The name Tercios survives in naming the Spanish Navy and Legion units. The historical recreation association 31 Enero Tercios appeared (as far as I have been able to find) around 2020, formed by history professional and amateurs who wanted to remember the Tercios units, organising re-enactments and activities all around the country. Their website is a bit chaotic, and might be slightly problematic with its language at points, but most people just seem to enjoy dressing up, playing with fake weapons, and going home to their phones after they wrap up.
One of the goals of the association is to establish the 31st of January as Tercios Day Día de los Tercios, organising activities and re-enactments throughout the country. It sounded interesting enough so we thought we would sign up the aforementioned day trip… only for it to be cancelled a couple of days later due to general lack of participation. Since there was no forecast of rain or snow, but sun for a change, we thought we could drop by on our own.
There were two main stages for the activities in Madrid: one was Plaza de la Villa (site of the historical town hall), the other Main Square Plaza Mayor. We walked through the latter on our way to the former, and there was absolutely no indication of anything going on. When we arrived at the Plaza de la Villa, they were still setting up camp (literally), so we went to have breakfast somewhere in order to be out of the cold. We had decided to join the “theatre visit” at 11:00, which was difficult as inscriptions were chaotic.
I’m not a guided-visit person, but this was… bad. My parent, who actually likes them, concurs. The “theatre” part came from three people tagging along in period dresses and a two-minute “assassination” in the end, after walking through a number of alleyways and stopping in the most awkward and windy points to see… unrelated buildings. I was completely unable to follow the theoretical plot line of the visit and how it… was any kind of plot, really. I’m still even unclear on who or why was assassinated and their relation to the Tercios.

The visit ended near the Army cathedral Iglesia Catedral de las Fuerzas Armadas, so I asked my parents if they minded stopping by St Michael’s church Iglesia de San Miguel, which had been closed the previous time I had been around. We were able to snoop inside, but just a little, as they were holding mass.

We then headed back towards the Plaza de la Villa, where there was a demonstration of how the pikers would train.
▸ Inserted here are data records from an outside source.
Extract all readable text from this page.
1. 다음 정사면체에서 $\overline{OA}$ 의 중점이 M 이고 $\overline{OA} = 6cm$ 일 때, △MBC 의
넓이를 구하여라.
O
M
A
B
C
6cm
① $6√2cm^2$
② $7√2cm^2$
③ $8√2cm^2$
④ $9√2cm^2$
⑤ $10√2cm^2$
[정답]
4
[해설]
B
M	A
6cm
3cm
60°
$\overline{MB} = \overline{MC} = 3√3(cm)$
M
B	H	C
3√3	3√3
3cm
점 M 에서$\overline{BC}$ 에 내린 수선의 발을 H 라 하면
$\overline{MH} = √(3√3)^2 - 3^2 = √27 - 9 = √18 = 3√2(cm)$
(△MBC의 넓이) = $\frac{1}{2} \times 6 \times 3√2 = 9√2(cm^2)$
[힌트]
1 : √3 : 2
This is the kind of thing I like to watch, but my parents don’t, especially in the cold. After a few minutes, they wanted to move on. By the time we reached the Plaza Mayor, the event there had finished and I only managed to get a photo of the ensemble.

We then headed off to a high-end traditional grill Asador de Aranda that my parent wanted to try. I can’t say I’d recommend the place, as they broke my heart. First, the menu promised baked potatoes and the waiter brought microwaved ones. As we were sitting near the actual wood oven, I had really hoped for oven-baked potatoes. The meat was all right, maybe a bit overcooked, and finally the advertised “five-star pudding” was not-at-all stellar. In general, it felt overhyped and overpriced.
After lunch, I debated whether to stay in Madrid or head back with my parents, but the next event on the Día de los Tercios schedule was a parade at 20:00… too long to wait in the cold. Hence, I decided to just make a note in my calendar for 2027, and quietly slip out to see all the re-enactments on my own. Knowing in advance that this event exists, I can keep an eye on it and plan for down time between the different activities.